Israelis en masse will not call the individuals who committed the murder heroes, martyrs, or leaders of a resistance. The mothers of these criminals will not be interviewed on television and say how proud they are of their sons. Unlike the Palestinian Authority, the Israeli government will not pay salaries to the convicted individuals or their families, paying a higher sum the longer the sentence – thereby specifically incentivizing more monstrous acts. No Israeli municipality will name a square or a road in honor of the perpetrators. No Israeli politician will ask for them to be pardoned as part of the peace process or other process of national reconciliation or compromise.

Are some Israeli entities due for introspection? The Israel Police will undoubtedly help us understand the means and motive of the criminals who stole the life of young Muhammad. There is no doubt that the families, schools, communities, and others surrounding the perpetrators should and will look inward to understand what, if any, role they might have played in contributing to the perpetrators’ monstrous act or what signs they might have missed that might have allowed them to stop the crime. Israeli society as a whole should and will take stock, trying to understand what further can be done to impart to our youth the idea that all human beings are created in the image of G-d.
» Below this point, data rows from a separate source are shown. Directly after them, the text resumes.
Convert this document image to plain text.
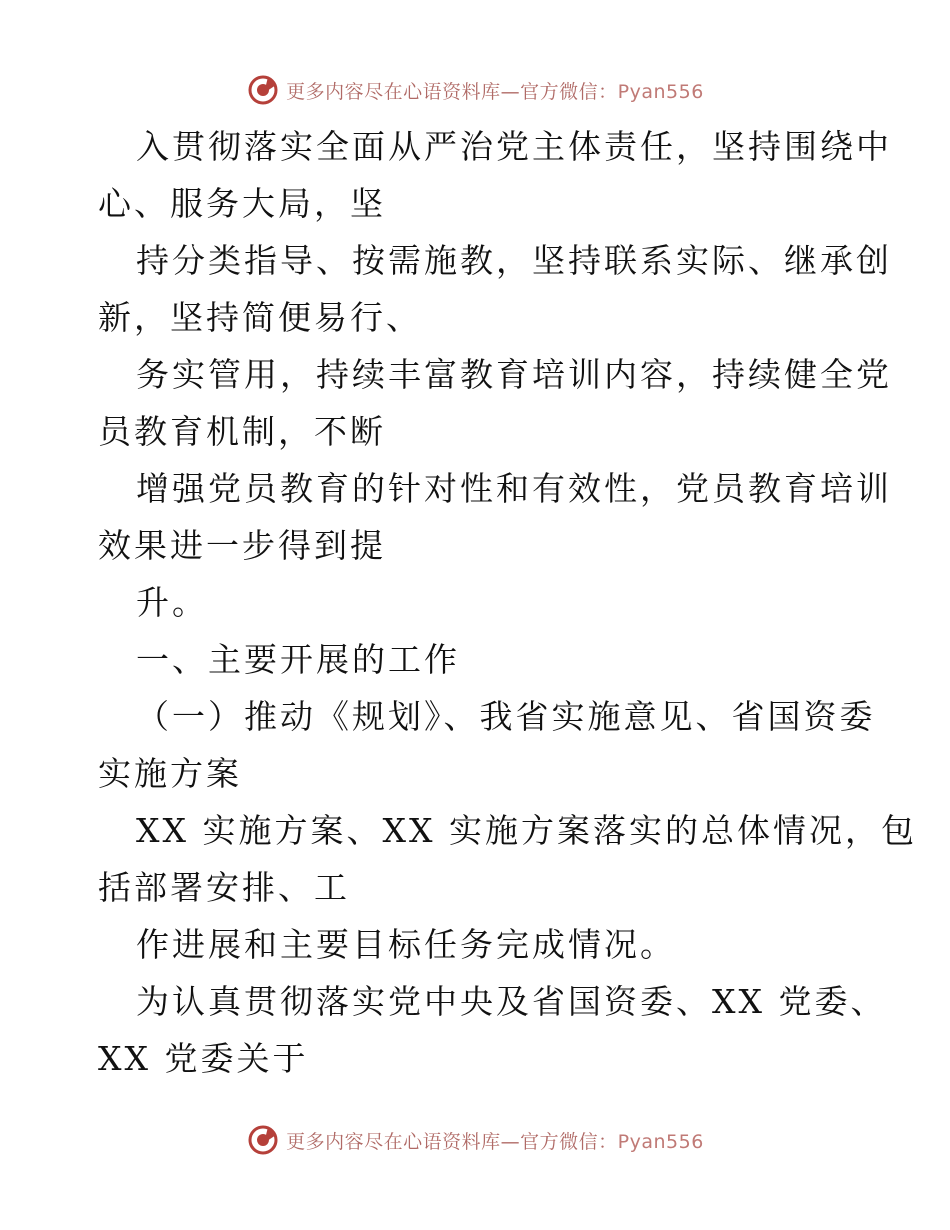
更多内容尽在心语资料库—官方微信：Pyan556

入贯彻落实全面从严治党主体责任，坚持围绕中

心、服务大局，坚

持分类指导、按需施教，坚持联系实际、继承创

新，坚持简便易行、

务实管用，持续丰富教育培训内容，持续健全党

员教育机制，不断

增强党员教育的针对性和有效性，党员教育培训

效果进一步得到提

升。

一、主要开展的工作

（一）推动《规划》、我省实施意见、省国资委

实施方案

XX 实施方案、XX 实施方案落实的总体情况，包

括部署安排、工

作进展和主要目标任务完成情况。

为认真贯彻落实党中央及省国资委、XX 党委、

XX 党委关于

更多内容尽在心语资料库—官方微信：Pyan556
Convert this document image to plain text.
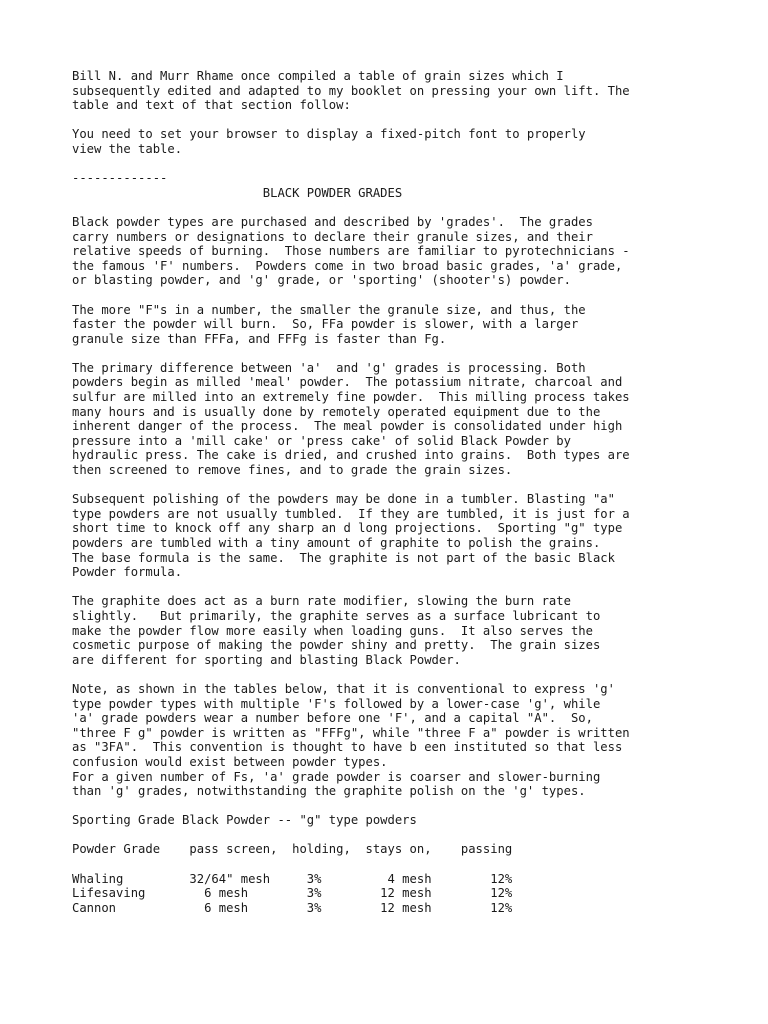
Bill N. and Murr Rhame once compiled a table of grain sizes which I
subsequently edited and adapted to my booklet on pressing your own lift. The
table and text of that section follow:
You need to set your browser to display a fixed-pitch font to properly
view the table.
-------------
BLACK POWDER GRADES
Black powder types are purchased and described by 'grades'.  The grades
carry numbers or designations to declare their granule sizes, and their
relative speeds of burning.  Those numbers are familiar to pyrotechnicians -
the famous 'F' numbers.  Powders come in two broad basic grades, 'a' grade,
or blasting powder, and 'g' grade, or 'sporting' (shooter's) powder.
The more "F"s in a number, the smaller the granule size, and thus, the
faster the powder will burn.  So, FFa powder is slower, with a larger
granule size than FFFa, and FFFg is faster than Fg.
The primary difference between 'a'  and 'g' grades is processing. Both
powders begin as milled 'meal' powder.  The potassium nitrate, charcoal and
sulfur are milled into an extremely fine powder.  This milling process takes
many hours and is usually done by remotely operated equipment due to the
inherent danger of the process.  The meal powder is consolidated under high
pressure into a 'mill cake' or 'press cake' of solid Black Powder by
hydraulic press. The cake is dried, and crushed into grains.  Both types are
then screened to remove fines, and to grade the grain sizes.
Subsequent polishing of the powders may be done in a tumbler. Blasting "a"
type powders are not usually tumbled.  If they are tumbled, it is just for a
short time to knock off any sharp an d long projections.  Sporting "g" type
powders are tumbled with a tiny amount of graphite to polish the grains.
The base formula is the same.  The graphite is not part of the basic Black
Powder formula.
The graphite does act as a burn rate modifier, slowing the burn rate
slightly.   But primarily, the graphite serves as a surface lubricant to
make the powder flow more easily when loading guns.  It also serves the
cosmetic purpose of making the powder shiny and pretty.  The grain sizes
are different for sporting and blasting Black Powder.
Note, as shown in the tables below, that it is conventional to express 'g'
type powder types with multiple 'F's followed by a lower-case 'g', while
'a' grade powders wear a number before one 'F', and a capital "A".  So,
"three F g" powder is written as "FFFg", while "three F a" powder is written
as "3FA".  This convention is thought to have b een instituted so that less
confusion would exist between powder types.
For a given number of Fs, 'a' grade powder is coarser and slower-burning
than 'g' grades, notwithstanding the graphite polish on the 'g' types.
Sporting Grade Black Powder -- "g" type powders
Powder Grade    pass screen,  holding,  stays on,    passing
Whaling         32/64" mesh     3%         4 mesh        12%
Lifesaving        6 mesh        3%        12 mesh        12%
Cannon            6 mesh        3%        12 mesh        12%
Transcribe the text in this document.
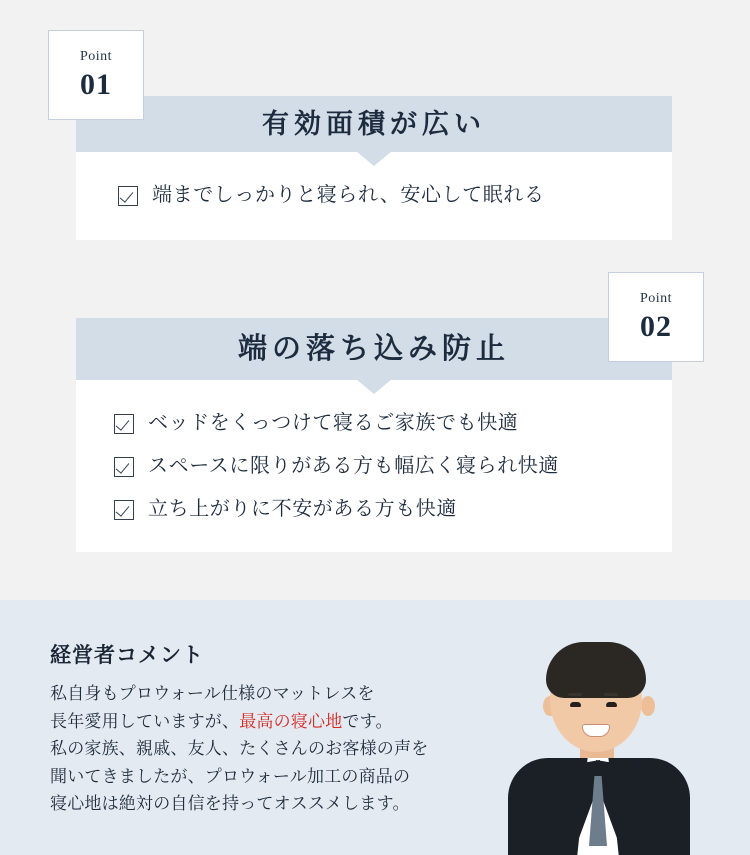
Point
01
有効面積が広い
端までしっかりと寝られ、安心して眠れる
Point
02
端の落ち込み防止
ベッドをくっつけて寝るご家族でも快適
スペースに限りがある方も幅広く寝られ快適
立ち上がりに不安がある方も快適
経営者コメント

私自身もプロウォール仕様のマットレスを
長年愛用していますが、最高の寝心地です。
私の家族、親戚、友人、たくさんのお客様の声を
聞いてきましたが、プロウォール加工の商品の
寝心地は絶対の自信を持ってオススメします。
Atrocious, criminal acts have been perpetrated by Arabs and Jews over these last few days. The test ahead of everyone in this region is how they respond. We can only hope that a change happens in Palestinian society which shows their demonstrative rejection of the murder of innocents under any circumstances. Until that day, we must keep to the moral high road and hope that we will not be alone much longer. Though it may be of little solace, we must take comfort in the moral government, culture, and society we have created and do all in our power to maintain and continually improve upon it.